The indiscretion surprised Blair. Not only did Charles explicitly oppose government policy, but, as Mark Bolland witnessed, ‘he didn’t care’ about a public disagreement. Far from upholding traditional royal impartiality, Charles thought only about his ‘duty’, discounted the government’s problems and ignored the danger of his overt prejudice. Blair asked Peter Mandelson to caution the prince, and in a telephone call from New York, Mandelson, who believed that Charles’s views ‘were anti-scientific and irresponsible in the light of food shortages in the developing world’, told the prince that his remarks were ‘unhelpful’. He congratulated himself that his royal hearer did ‘tone down his public interventions on the subject’, but his success was temporary.

Charles now switched his attention to Camilla. The discretion about their relationship, he decided, had to end. Camilla wanted to be seen with Charles at the theatre, go on holiday with him openly, and establish a bond with his sons; but a relationship akin to marriage could be considered only after the public had accepted her. Her principal opponents remained the queen and the queen mother. Neither would allow her to be in the same room with them, yet both welcomed her ex-husband to receptions, race meetings and house parties. To show their affection for him, a palace official had lobbied that he should be promoted from colonel to brigadier, and appointed director of the Royal Army Veterinary Corps. Both suggestions were approved. In protest, the army’s senior vet resigned, a rare exception to the universal enchantment with the new brigadier.

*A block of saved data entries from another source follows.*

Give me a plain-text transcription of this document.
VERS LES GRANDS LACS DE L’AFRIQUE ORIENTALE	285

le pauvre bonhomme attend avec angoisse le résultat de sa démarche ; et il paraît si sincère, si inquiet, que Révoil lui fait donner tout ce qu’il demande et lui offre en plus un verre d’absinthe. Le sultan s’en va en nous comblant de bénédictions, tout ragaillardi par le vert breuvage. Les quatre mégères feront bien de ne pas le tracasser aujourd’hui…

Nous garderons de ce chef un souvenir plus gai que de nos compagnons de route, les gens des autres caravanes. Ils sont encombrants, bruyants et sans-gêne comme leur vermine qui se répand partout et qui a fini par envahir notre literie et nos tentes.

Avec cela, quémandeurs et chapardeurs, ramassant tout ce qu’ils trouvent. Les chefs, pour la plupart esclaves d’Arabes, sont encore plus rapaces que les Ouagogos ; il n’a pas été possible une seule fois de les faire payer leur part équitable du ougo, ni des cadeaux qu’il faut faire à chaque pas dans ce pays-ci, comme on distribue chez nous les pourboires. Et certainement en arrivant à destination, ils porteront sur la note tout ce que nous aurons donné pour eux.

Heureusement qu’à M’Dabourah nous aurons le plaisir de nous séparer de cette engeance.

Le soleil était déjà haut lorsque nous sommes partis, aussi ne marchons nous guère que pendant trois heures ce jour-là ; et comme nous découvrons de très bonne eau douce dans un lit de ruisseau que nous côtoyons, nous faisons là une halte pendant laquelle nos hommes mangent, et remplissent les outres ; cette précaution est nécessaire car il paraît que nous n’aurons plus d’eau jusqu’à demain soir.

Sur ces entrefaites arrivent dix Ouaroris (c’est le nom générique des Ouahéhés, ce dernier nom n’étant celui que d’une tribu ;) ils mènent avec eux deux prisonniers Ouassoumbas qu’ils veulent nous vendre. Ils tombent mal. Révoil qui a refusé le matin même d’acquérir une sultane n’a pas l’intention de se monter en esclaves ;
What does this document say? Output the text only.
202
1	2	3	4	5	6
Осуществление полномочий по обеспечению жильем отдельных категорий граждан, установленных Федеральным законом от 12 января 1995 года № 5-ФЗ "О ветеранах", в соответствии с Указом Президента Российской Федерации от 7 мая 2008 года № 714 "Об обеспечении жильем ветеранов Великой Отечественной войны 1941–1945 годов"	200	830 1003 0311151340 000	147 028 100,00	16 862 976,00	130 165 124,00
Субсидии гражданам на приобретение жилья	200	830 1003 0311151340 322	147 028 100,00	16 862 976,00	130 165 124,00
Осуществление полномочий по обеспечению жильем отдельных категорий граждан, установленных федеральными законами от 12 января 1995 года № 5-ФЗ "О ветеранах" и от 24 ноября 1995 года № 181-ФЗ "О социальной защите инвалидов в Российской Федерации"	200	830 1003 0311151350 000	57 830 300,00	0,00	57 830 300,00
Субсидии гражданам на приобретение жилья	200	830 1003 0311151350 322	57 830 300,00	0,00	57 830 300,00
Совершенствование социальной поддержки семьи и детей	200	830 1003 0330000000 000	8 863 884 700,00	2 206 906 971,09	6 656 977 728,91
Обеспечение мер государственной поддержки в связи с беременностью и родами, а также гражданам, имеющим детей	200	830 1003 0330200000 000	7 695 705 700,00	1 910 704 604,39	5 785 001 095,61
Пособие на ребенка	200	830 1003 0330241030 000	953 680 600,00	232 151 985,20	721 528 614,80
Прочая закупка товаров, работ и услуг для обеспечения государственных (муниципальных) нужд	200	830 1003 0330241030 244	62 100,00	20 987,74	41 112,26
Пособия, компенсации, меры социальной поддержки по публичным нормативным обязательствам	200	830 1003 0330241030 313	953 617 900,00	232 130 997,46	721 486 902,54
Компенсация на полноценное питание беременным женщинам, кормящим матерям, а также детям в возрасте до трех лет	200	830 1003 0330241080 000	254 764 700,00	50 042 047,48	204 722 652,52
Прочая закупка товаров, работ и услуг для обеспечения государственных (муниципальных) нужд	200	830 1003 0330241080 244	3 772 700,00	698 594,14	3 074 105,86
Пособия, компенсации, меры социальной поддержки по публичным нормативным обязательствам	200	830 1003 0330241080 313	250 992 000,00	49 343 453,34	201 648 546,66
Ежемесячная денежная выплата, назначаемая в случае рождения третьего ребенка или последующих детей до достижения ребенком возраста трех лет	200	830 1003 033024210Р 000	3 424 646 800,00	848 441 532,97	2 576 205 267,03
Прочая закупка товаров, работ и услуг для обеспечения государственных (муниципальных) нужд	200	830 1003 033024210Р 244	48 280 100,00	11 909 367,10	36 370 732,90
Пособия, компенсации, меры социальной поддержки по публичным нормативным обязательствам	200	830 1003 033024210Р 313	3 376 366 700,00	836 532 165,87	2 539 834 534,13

Charles could not understand the queen’s sympathy for Diana and her antagonism towards Camilla. After all, Diana’s theatrics in the media had damaged the family, while Camilla had remained utterly discreet. Why, he asked, could his mother not approve of a traditional Englishwoman who loved the countryside and horses? Camilla’s case had been raised by the Earl of Carnarvon, the queen’s racehorse trainer and close friend. His efforts as a go-between having proved unsuccessful, he switched to the queen’s side. Princess Margaret had also tried on Charles’s behalf, but her sister had replied that she wanted neither to meet nor to talk about Camilla. Few understood the reason for her disapproval: the queen was nervous that the character exposed in the Camillagate tapes was that of a shrewd mistress. ‘Oh darling, I love you,’ Camilla had gushed. The much less savvy Diana never made such over-the-top declarations. Carried away by a gust of tenderness towards himself, Charles complained that neither Diana nor his mother ever sympathised with his needs.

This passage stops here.